A while ago, I stumbled upon a fantastic write-up from the New York Times about structured predictions using conditional random fields (CRFs). However, if you look at when the article was released, you'll notice it was released in 2015. At the time of writing, that's over 3 years ago. NLP has come a long way since then, with the advent of LSTMs, word embeddings, and sequence-to-sequence modelling. I firmly believe that the use of recurrent neural networks can improve upon the overall ability of the tagger.
For more about my decision-making process, check out PROCESS.md.
The computer I'm currently using to train my model has an Intel Core i5 processor and a NVIDIA GEFORCE GTX 1070 GPU.
I've included the data I used to train my model, which can be found in the data
folder.
In addition, the original New York Times CSV file that I partitioned into my datasets can be found there as well.
All files ending in .tags
are CRF++-formatted files, all ending in .seqtags
are formatted in AllenNLP SequenceTaggingDatasetReader
-requested format. These are used as the input to my model.
If you want to run the experiment with a different dataset, simply remove everything from the data
directory except for nyt-ingredients-snapshot-2015.csv
,
and type:
./create_data.sh
Due to the nature of LSTMs, training this model on a CPU will take a while. If you're okay with the wait, go ahead and train away! Otherwise, I'd recommend using a GPU for training, or loading the pre-built model from an archive.
To train the model (assuming you have AllenNLP installed), simply type
allennlp train config.jsonnet -s <your desired serialization folder here>
Assumptions:
- You have Docker installed
- You are okay with waiting a bit for the CRF to train (like an hour) on your CPU (no GPU options available)
- You have the dataset provided or have generated your own data.
If, for whatever reason, you'd like to train the CRF, you can do so by typing:
./evaluate_crf.sh
This script will create two files in data/crf_results
: results.txt
, and test.tags
.
In results.txt
, you'll notice that the input looks something like...
# 0.391376
1 I1 L12 NoCAP NoPAREN B-QTY/0.989924
cup I2 L12 NoCAP NoPAREN B-UNIT/0.960915
carrot I3 L12 NoCAP NoPAREN B-NAME/0.959627
juice I4 L12 NoCAP NoPAREN I-NAME/0.951555
Any line prefixed with a #
sign must be removed, and everything after (and including) the /
character should also be removed.
After processing, the file should look more like:
1 I1 L12 NoCAP NoPAREN B-QTY
cup I2 L12 NoCAP NoPAREN B-UNIT
carrot I3 L12 NoCAP NoPAREN B-NAME
juice I4 L12 NoCAP NoPAREN I-NAME
This can be done with a couple solid find-and-replace operations, so I'll leave that up to you.

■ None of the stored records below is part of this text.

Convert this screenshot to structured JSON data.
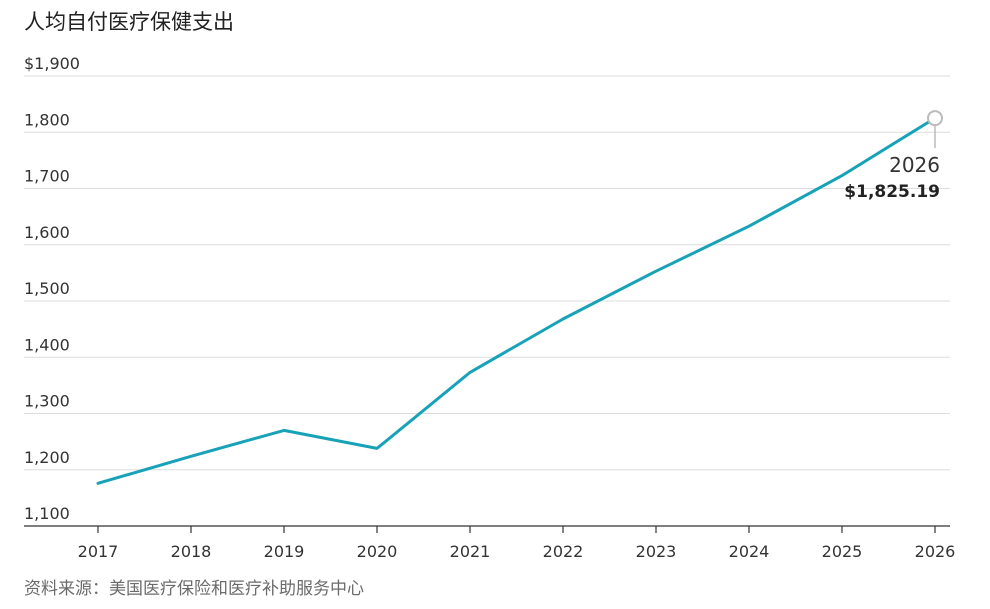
{
  "colors": {
    "series": "#17a2b8",
    "grid": "#dddddd",
    "axis": "#333333",
    "text": "#333333",
    "source_text": "#6b6b6b",
    "marker": "#bbbbbb"
  },
  "chart_data": {
    "type": "line",
    "title": "人均自付医疗保健支出",
    "source": "资料来源：美国医疗保险和医疗补助服务中心",
    "x": [
      "2017",
      "2018",
      "2019",
      "2020",
      "2021",
      "2022",
      "2023",
      "2024",
      "2025",
      "2026"
    ],
    "series": [
      {
        "values": [
          1176,
          1224,
          1270,
          1238,
          1373,
          1468,
          1553,
          1633,
          1723,
          1825.19
        ]
      }
    ],
    "ylim": [
      1100,
      1900
    ],
    "yticks": [
      1100,
      1200,
      1300,
      1400,
      1500,
      1600,
      1700,
      1800,
      1900
    ],
    "ytick_labels": [
      "1,100",
      "1,200",
      "1,300",
      "1,400",
      "1,500",
      "1,600",
      "1,700",
      "1,800",
      "$1,900"
    ],
    "grid": true,
    "annotation": {
      "year": "2026",
      "value": "$1,825.19"
    }
  }
}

Conditional random fields are surprisingly effective at tagging these sentences. I want to beat the NYT's model, and not by just a little, but by a significant margin.
I'm tired of just blindly bumbling around when using deep learning. I want to build something, and know why I built it. Up until now, it's been mostly trial-and-error. I'd like to be able to at least justify my system architecture and learn a little more about the space of sequence tagging.